Researchers closing in on answer to antimatter mystery

This photo shows the Super-Kamiokande underground neutrino detector in Hida, Gifu Prefecture, in September 2018. (Credit: The Yomiuri Shimbun)

A research team appears to be closing in on the answer to one of the mysteries of the universe – why did antimatter disappear but matter remained?

It is believed that when the universe was created, equal amounts of matter and antimatter were generated. Matter and antimatter share the same mass but bear the opposite charge. However, antimatter has disappeared and now the universe is composed of ordinary matter. The research team from the High Energy Accelerator Research Organization (KEK) and other institutes has been conducting an experiment to untangle this mystery with the help of mysterious particles called neutrinos (see below).

Everything around us is made of matter. It is thought that a collision between matter and antimatter can lead to their mutual annihilation, but due to subtle differences in their properties, only matter has remained.

The research team has conducted an experiment using the unique properties of neutrinos, which come in three types – electron, muon and tau. As a neutrino travels through the air, it can change into another type. In the experiment, researchers created and fired a beam of muon neutrinos and muon antineutrinos from the Japan Proton Accelerator Research Complex (J-PARC) in Tokaimura, Ibaraki Prefecture. The Super-Kamiokande underground neutrino detector, which is 295 kilometers away in Hida, Gifu Prefecture, detected the number of muon neutrinos that changed into electron neutrinos.

During research conducted over the past decade, the team had observed 90 electron neutrinos but only 15 electron antineutrinos. The findings of the latest research project apparently show with a 95% confidence level that neutrinos and antineutrinos behave differently. The experiment's results were published in the April edition of the British scientific journal Nature.

"We want to keep gathering data and get that confidence level up to 99.7%," said Kyoto University Associate Prof. Atsuko Ichikawa, spokesperson of the research team. Ichikawa is an expert in particle physics and this year received the Saruhashi Prize awarded to outstanding female scientists.

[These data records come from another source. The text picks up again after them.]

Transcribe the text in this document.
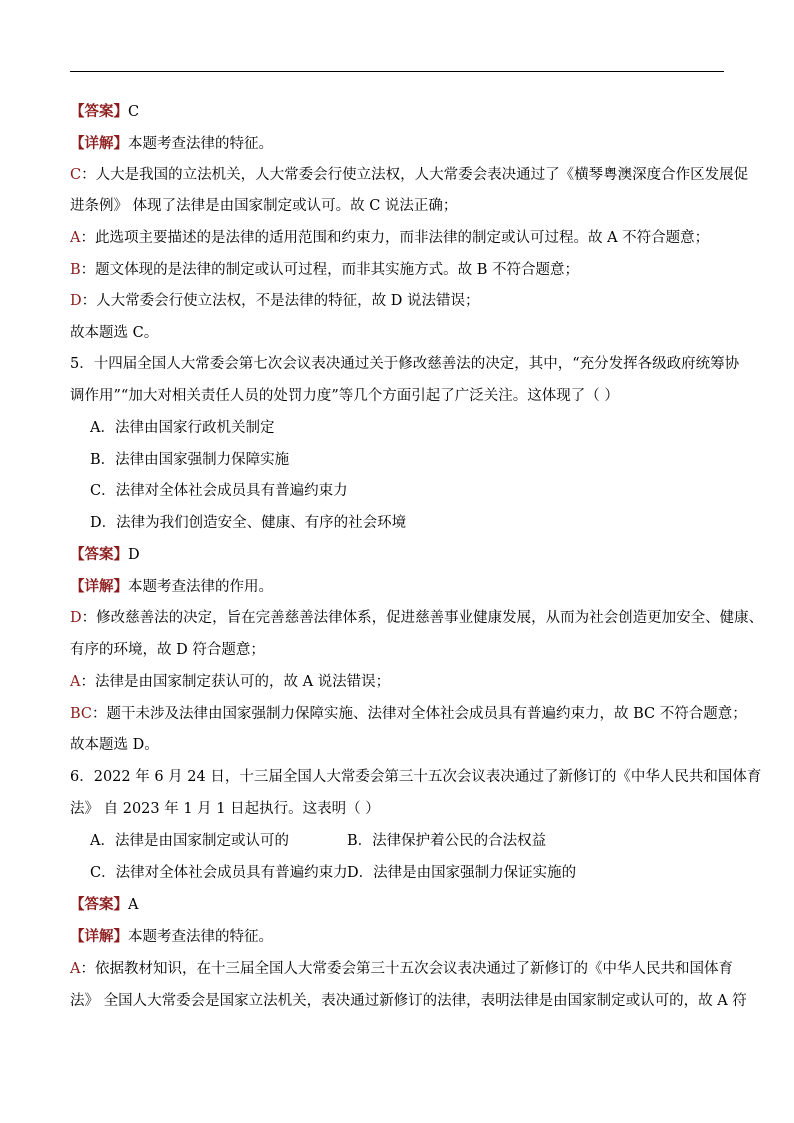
【答案】C
【详解】本题考查法律的特征。
C：人大是我国的立法机关，人大常委会行使立法权，人大常委会表决通过了《横琴粤澳深度合作区发展促
进条例》 体现了法律是由国家制定或认可。故 C 说法正确；
A：此选项主要描述的是法律的适用范围和约束力，而非法律的制定或认可过程。故 A 不符合题意；
B：题文体现的是法律的制定或认可过程，而非其实施方式。故 B 不符合题意；
D：人大常委会行使立法权，不是法律的特征，故 D 说法错误；
故本题选 C。
5．十四届全国人大常委会第七次会议表决通过关于修改慈善法的决定，其中，“充分发挥各级政府统筹协
调作用”“加大对相关责任人员的处罚力度”等几个方面引起了广泛关注。这体现了（ ）
A．法律由国家行政机关制定
B．法律由国家强制力保障实施
C．法律对全体社会成员具有普遍约束力
D．法律为我们创造安全、健康、有序的社会环境
【答案】D
【详解】本题考查法律的作用。
D：修改慈善法的决定，旨在完善慈善法律体系，促进慈善事业健康发展，从而为社会创造更加安全、健康、
有序的环境，故 D 符合题意；
A：法律是由国家制定获认可的，故 A 说法错误；
BC：题干未涉及法律由国家强制力保障实施、法律对全体社会成员具有普遍约束力，故 BC 不符合题意；
故本题选 D。
6．2022 年 6 月 24 日，十三届全国人大常委会第三十五次会议表决通过了新修订的《中华人民共和国体育
法》 自 2023 年 1 月 1 日起执行。这表明（ ）
A．法律是由国家制定或认可的	B．法律保护着公民的合法权益
C．法律对全体社会成员具有普遍约束力 D．法律是由国家强制力保证实施的
【答案】A
【详解】本题考查法律的特征。
A：依据教材知识，在十三届全国人大常委会第三十五次会议表决通过了新修订的《中华人民共和国体育
法》 全国人大常委会是国家立法机关，表决通过新修订的法律，表明法律是由国家制定或认可的，故 A 符
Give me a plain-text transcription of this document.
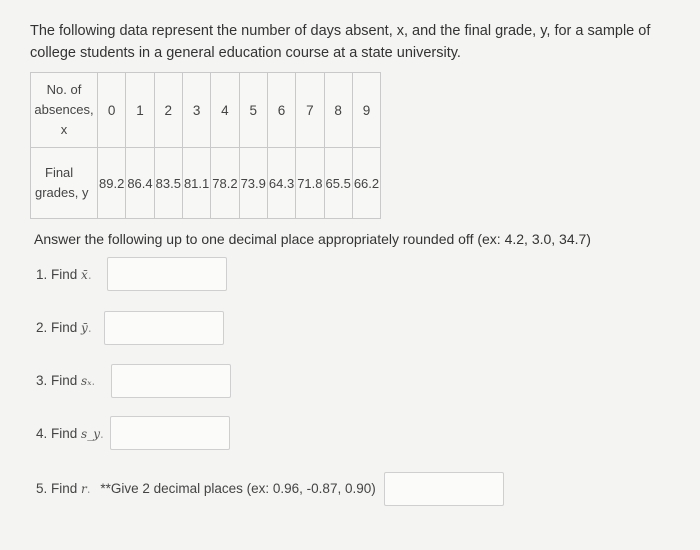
The following data represent the number of days absent, x, and the final grade, y, for a sample of college students in a general education course at a state university.
No. of
absences,
x	0	1	2	3	4	5	6	7	8	9

Final
grades, y	89.2	86.4	83.5	81.1	78.2	73.9	64.3	71.8	65.5	66.2
Answer the following up to one decimal place appropriately rounded off (ex: 4.2, 3.0, 34.7)
1. Find x̄.
2. Find ȳ.
3. Find sₓ.
4. Find s_y.
5. Find r. **Give 2 decimal places (ex: 0.96, -0.87, 0.90)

Kunio Inoue, director of Tohoku University's Research Center for Neutrino Science, said, "Research verifying the qualities of neutrinos is progressing faster than I imagined. We're getting closer to solving the mystery of why matter remained in the universe."

--Neutrinos

Neutrinos are particles found in abundance in the universe, but they can pass through any object. Detecting them requires equipment including a huge water tank equipped with multiple extremely sensitive light detectors.